Step 2 – Strangle their supply chain. If they won’t sell out to you then make it difficult or impossible for them to get the ingredients to make beer and even harder to get their beers to market.
These two conglomerates have repeatedly tried buying out hops and grain markets in efforts to stifle the supplies for others to make beers. And when that didn’t work they put a stranglehold on the distribution by buying out a lot of the distributing companies, or giving monetary incentives for their products to get top billing. These companies have been reading the robber-baron’s handbook and instead of creating new games just gave a wink-wink nudge-nudge to the concerned lawmakers who failed to stop them.

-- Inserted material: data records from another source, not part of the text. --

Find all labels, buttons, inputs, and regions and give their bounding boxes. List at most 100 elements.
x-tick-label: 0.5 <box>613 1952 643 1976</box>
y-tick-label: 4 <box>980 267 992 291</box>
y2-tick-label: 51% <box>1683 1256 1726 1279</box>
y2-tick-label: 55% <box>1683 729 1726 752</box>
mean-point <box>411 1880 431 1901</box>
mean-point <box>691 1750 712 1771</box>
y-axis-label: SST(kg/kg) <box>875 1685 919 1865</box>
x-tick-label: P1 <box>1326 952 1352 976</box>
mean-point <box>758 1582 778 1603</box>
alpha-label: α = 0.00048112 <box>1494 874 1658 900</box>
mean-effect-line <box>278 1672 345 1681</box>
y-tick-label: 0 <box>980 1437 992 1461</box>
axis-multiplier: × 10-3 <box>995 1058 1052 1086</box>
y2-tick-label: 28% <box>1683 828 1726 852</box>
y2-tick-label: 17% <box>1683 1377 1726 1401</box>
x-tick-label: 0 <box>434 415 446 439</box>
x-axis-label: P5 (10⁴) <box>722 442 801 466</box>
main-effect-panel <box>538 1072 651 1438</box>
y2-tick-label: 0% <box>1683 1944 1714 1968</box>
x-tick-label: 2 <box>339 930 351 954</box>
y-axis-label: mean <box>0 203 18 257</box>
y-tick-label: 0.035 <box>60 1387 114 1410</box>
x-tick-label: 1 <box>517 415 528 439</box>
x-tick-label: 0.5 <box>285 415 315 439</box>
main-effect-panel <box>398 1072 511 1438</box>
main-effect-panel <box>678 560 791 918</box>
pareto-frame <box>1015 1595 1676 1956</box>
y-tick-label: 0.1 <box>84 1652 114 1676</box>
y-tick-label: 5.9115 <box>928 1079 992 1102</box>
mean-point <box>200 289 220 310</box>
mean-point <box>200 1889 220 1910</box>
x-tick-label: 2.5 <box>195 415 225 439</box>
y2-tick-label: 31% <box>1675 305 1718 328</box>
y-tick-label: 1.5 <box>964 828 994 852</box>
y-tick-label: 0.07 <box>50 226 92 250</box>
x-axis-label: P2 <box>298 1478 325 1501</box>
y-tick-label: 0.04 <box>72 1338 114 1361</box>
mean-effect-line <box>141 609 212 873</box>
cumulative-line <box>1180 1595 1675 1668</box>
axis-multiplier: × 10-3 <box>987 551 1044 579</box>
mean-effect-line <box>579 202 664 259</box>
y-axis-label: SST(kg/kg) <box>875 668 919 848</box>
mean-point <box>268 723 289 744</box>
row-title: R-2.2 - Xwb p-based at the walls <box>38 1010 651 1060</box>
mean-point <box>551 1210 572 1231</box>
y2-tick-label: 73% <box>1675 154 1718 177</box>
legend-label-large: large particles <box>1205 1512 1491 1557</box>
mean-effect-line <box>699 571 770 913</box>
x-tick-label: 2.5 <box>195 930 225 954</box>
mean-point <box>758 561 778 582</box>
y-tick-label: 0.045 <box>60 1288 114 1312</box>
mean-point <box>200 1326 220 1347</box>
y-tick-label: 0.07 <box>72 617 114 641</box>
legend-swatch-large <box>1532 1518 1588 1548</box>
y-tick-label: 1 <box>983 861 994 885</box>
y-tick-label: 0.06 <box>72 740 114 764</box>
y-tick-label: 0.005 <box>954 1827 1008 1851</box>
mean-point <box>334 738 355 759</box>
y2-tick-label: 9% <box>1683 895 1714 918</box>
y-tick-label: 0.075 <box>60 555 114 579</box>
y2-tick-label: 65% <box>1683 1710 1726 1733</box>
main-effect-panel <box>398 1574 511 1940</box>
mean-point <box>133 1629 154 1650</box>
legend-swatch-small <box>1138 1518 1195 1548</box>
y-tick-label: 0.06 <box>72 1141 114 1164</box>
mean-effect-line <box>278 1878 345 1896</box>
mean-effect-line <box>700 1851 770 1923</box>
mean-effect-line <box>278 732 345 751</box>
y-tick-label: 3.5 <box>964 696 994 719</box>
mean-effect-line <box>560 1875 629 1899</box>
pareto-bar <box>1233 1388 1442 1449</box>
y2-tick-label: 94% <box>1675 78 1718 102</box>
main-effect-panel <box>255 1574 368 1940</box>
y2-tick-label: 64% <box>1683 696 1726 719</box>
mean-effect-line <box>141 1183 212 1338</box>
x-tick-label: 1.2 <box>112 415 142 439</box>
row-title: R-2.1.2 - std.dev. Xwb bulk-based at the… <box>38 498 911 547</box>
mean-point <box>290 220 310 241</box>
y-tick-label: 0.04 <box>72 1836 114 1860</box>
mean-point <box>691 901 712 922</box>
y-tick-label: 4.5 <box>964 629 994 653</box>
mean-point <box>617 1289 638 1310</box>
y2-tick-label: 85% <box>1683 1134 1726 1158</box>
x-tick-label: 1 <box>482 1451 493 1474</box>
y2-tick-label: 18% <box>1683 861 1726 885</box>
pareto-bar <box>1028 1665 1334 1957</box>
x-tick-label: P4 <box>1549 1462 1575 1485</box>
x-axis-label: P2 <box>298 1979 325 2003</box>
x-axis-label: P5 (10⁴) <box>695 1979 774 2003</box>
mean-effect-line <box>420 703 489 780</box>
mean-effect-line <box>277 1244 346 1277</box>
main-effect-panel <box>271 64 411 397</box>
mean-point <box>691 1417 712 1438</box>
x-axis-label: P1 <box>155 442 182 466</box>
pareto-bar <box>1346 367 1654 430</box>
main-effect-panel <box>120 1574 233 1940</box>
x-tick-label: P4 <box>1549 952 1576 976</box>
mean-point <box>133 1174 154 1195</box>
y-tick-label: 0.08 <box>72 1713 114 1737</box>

So to answer the question in the article title – the “Brew Ha Ha” over the beer companies buying the others out has nothing to do with the beers they originally made. And really not even with the beers being made buy those that have sold out to them. No matter what happens there will still be folks who like all of those beers and will want to purchase and consume them. We are after all creatures of habit.
The problem is that if the trend keeps going as it is, eventually new craft breweries will no longer be built. The ability to choose from over 5000 breweries and tens of thousands of different beers will disappear. Craft beer is going to be changing, whether we like it or not. Craft breweries will have get even more inventive with their “Think outside the box” strategy to continue to exist.
The good news is this:
- Thinking outside the box is what craft brewers do best.
- The Genie is already out of the bottle. Home brewing is alive and well and will continue to be so. Larger Craft production breweries may not continue any growth, but the little guys who just want to brew and share with the locals will always find a way to do so.